The rude bits, of course! No, seriously, I’m not sure the book can be narrowed down like that. But if I had to choose one section, it would be the ending because of the twist in the tale. When writing a novel I aim for a strong plot, a bit of action - or the threat of some action – with preferably a smattering of romance along the way. I’ve been told that my writing is difficult to put down. That’s nice, because a story with a poor plot and lots of fancy words bore the pants off me.

Your story "Devil Games" will be appearing in the DEAD ENDS anthology. Do you find it easier to write short stories or novels?

I’m not really sure, to be honest. It’s very easy to put your life and soul into writing a novel. The trouble is, a novel can take years to complete - or rather they do in my case. Short stories certainly take less time, but they require a much tighter style of writing. All my stories thus far have a twist in the tale, although conjuring up a good one can take ages. “Devil Games”, published this spring by Screaming Dreams, is no exception.

Do you have any advice for people writing short stories?

Keep it tight, keep it simple, and don’t try to bamboozle the reader with overly complicated plots. Once your story is finished, forget about it for a few days and then go over it again. Correct all the mistakes that are now suddenly jumping out at you. Perform the same procedure several times more until you’re sick to death of the damned thing. Then do it again… and again… before sending it to your chosen publisher. Prepare for rejection, even though eventually you will get lucky. Above all, don’t let the critics put you off writing your next little gem. Most are great at telling others how to write, but when push comes to shove, very few critics can actually write a good story themselves.

Tell us about “Past Sins”.

“Past Sins” will be my second supernatural novel. It concerns a close-knit mining community that many years ago lost almost its entire workforce during a roof fall. The villagers are a twisted, isolated bunch. Bent on revenge, they set about punishing three innocent people for what they believe were the sins of their forefathers. But first the villagers must face another kind of justice, a justice from hell - hence the supernatural element to the story. The book is due to be published by Screaming Dreams this summer, and I’m delighted to announce that all royalties and publisher’s profits will go to the Arthritis Research Campaign (ARC). The charity is dedicated to investigating arthritis in all its forms. It’s a charity close to my heart since it promotes medical research into the cause, treatment, and cure of arthritic conditions.

Who are your favourite authors?

The late Richard Laymon will always be a favourite of mine. Plot-driven and sometimes naughty in matters concerning the flesh, his books never fail to entertain. The early Dean Koontz and Stephen King novels are also shockingly good. James Herbert and Graham Masterton also take some beating – and they’re British!

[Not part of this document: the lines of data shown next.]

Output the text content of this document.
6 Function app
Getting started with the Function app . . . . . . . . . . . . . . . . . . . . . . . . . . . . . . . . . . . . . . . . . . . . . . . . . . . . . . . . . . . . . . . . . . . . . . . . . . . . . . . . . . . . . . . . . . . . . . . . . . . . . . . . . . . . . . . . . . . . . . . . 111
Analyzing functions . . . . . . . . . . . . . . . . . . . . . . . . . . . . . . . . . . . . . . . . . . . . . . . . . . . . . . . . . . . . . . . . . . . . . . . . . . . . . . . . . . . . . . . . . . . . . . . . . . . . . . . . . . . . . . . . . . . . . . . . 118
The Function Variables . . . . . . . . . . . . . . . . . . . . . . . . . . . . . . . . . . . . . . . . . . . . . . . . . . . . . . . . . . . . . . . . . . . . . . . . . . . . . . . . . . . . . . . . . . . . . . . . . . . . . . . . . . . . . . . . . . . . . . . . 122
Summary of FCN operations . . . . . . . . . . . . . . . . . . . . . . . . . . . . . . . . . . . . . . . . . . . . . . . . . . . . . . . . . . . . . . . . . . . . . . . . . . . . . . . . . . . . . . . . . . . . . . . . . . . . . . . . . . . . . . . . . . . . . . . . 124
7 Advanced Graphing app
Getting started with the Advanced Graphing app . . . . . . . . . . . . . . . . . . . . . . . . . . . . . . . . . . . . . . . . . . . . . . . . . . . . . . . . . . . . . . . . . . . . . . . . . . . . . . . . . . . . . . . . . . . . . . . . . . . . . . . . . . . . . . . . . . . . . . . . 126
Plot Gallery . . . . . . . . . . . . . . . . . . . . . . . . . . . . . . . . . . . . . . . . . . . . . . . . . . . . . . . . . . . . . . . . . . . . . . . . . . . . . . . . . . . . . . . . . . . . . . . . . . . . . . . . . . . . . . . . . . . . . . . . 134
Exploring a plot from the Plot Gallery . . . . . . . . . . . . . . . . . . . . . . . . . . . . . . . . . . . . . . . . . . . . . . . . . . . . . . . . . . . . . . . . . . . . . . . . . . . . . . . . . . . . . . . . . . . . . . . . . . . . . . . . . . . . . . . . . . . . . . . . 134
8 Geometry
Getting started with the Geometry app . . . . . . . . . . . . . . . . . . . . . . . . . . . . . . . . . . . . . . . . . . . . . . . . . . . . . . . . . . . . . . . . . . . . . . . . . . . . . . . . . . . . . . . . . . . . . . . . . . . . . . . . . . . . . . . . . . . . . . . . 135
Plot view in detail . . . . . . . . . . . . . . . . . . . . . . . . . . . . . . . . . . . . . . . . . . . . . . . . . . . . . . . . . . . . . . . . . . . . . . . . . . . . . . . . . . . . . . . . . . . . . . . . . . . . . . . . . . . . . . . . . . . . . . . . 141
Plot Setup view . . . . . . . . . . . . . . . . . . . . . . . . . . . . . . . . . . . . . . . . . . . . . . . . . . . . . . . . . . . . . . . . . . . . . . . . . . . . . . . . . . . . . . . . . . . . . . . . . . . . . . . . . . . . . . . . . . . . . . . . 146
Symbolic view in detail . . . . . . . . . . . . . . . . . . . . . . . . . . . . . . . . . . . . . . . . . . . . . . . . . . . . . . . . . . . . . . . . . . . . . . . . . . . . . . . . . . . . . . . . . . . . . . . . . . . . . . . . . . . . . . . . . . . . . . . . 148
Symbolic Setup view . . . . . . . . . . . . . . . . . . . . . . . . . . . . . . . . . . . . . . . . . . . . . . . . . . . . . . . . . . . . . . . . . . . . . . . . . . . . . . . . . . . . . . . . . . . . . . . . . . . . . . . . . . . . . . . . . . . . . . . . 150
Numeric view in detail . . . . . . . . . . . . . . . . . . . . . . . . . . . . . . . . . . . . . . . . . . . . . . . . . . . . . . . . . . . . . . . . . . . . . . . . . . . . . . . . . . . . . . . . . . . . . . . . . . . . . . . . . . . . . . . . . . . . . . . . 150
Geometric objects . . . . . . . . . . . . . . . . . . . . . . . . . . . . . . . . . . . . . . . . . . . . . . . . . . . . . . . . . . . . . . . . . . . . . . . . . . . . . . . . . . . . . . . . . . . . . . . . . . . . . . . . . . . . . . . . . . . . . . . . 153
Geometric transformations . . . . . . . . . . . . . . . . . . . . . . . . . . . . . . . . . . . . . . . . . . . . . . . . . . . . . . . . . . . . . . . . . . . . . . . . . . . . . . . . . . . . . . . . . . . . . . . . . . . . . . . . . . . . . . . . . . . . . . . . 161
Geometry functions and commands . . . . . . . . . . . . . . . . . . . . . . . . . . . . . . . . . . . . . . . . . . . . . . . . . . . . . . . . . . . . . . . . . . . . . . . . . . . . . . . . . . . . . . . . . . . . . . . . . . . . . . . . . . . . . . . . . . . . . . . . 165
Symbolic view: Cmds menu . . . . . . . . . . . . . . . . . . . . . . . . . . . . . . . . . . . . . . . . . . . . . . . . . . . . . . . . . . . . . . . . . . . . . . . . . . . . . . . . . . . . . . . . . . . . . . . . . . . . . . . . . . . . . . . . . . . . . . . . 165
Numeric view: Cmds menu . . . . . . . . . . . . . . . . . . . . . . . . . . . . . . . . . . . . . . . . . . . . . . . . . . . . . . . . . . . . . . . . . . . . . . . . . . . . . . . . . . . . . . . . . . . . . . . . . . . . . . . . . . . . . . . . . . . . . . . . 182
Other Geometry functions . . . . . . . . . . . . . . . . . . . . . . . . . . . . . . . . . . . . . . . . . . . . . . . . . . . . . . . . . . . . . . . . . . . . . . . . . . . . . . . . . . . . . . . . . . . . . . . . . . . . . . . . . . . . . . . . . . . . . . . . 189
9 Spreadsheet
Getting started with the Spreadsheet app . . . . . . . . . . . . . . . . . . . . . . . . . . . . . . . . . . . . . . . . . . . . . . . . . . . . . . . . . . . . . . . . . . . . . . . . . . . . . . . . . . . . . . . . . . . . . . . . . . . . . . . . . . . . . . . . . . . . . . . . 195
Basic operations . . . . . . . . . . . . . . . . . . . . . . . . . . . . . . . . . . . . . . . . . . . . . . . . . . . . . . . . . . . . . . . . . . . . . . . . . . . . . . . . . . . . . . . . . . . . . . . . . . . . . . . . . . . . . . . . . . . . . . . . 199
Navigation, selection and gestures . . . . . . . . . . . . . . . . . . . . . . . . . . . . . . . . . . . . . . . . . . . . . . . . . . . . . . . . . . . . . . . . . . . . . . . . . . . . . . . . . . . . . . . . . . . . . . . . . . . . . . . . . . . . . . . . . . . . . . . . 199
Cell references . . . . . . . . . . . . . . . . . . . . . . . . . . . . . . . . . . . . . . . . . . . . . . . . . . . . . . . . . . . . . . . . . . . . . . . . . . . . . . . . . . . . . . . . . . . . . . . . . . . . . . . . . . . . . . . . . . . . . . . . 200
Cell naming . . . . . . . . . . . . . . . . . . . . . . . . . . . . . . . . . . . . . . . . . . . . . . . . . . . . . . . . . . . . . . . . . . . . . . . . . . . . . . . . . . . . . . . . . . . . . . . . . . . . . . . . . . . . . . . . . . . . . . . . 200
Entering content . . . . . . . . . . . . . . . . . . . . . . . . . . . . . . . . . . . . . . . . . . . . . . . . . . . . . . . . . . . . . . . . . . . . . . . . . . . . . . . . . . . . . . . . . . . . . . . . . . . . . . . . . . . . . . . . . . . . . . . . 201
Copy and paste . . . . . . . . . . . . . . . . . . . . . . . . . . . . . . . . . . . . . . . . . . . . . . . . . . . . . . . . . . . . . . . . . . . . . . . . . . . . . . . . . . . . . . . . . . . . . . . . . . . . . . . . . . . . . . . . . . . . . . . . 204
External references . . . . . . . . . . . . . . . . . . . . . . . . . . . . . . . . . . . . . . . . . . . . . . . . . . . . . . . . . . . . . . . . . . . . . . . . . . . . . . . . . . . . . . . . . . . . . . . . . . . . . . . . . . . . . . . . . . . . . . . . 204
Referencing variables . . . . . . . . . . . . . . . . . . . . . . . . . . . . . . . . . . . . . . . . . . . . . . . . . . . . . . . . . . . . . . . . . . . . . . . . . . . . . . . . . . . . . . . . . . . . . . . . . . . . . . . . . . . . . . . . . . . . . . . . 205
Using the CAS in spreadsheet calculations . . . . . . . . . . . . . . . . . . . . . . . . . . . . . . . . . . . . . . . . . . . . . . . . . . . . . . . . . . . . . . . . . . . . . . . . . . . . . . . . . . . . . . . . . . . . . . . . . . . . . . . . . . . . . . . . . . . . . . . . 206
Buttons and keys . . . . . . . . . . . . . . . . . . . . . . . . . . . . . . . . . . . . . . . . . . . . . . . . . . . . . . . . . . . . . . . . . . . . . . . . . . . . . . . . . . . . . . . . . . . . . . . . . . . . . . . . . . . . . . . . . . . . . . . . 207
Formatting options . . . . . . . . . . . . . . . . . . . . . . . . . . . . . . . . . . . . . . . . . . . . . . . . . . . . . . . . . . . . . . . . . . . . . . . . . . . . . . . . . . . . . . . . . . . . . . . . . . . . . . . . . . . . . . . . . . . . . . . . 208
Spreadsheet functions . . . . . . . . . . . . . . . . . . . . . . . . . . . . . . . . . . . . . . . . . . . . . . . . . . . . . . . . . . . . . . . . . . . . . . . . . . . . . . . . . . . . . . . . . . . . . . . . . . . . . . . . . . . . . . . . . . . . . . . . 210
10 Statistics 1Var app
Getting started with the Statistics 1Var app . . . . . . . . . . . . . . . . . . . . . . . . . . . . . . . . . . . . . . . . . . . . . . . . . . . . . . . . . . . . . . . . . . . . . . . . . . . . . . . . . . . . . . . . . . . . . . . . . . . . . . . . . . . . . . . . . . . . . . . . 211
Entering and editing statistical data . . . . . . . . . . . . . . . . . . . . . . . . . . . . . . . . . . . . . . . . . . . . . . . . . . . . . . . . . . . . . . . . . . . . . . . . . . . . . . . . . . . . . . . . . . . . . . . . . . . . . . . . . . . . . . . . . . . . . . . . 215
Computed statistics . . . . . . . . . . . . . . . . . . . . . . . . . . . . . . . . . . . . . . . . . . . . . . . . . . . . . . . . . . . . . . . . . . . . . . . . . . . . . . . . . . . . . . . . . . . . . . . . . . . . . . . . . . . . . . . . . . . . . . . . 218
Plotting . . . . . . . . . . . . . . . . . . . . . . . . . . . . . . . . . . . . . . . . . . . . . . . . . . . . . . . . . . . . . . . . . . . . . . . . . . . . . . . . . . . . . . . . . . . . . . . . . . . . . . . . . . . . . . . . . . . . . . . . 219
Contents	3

Desert Island - one CD, one novel - which ones?

For the CD, there’s a temptation to choose something from Coldplay or Hard-Fi. But, no, I’ve decided to go for a golden oldie, a soul classic: “The Very Best Of Otis Redding”. The man was a genius. Plus it’s a double album, which means I get to play two CDs instead of one! My choice of novel would be George Orwell’s classic, “Nineteen Eighty-Four”. Why? Because I believe this present government is threatening our personal freedoms greater even than Orwell’s imagination could manage. His book would remind me of the things I would NOT miss about the UK.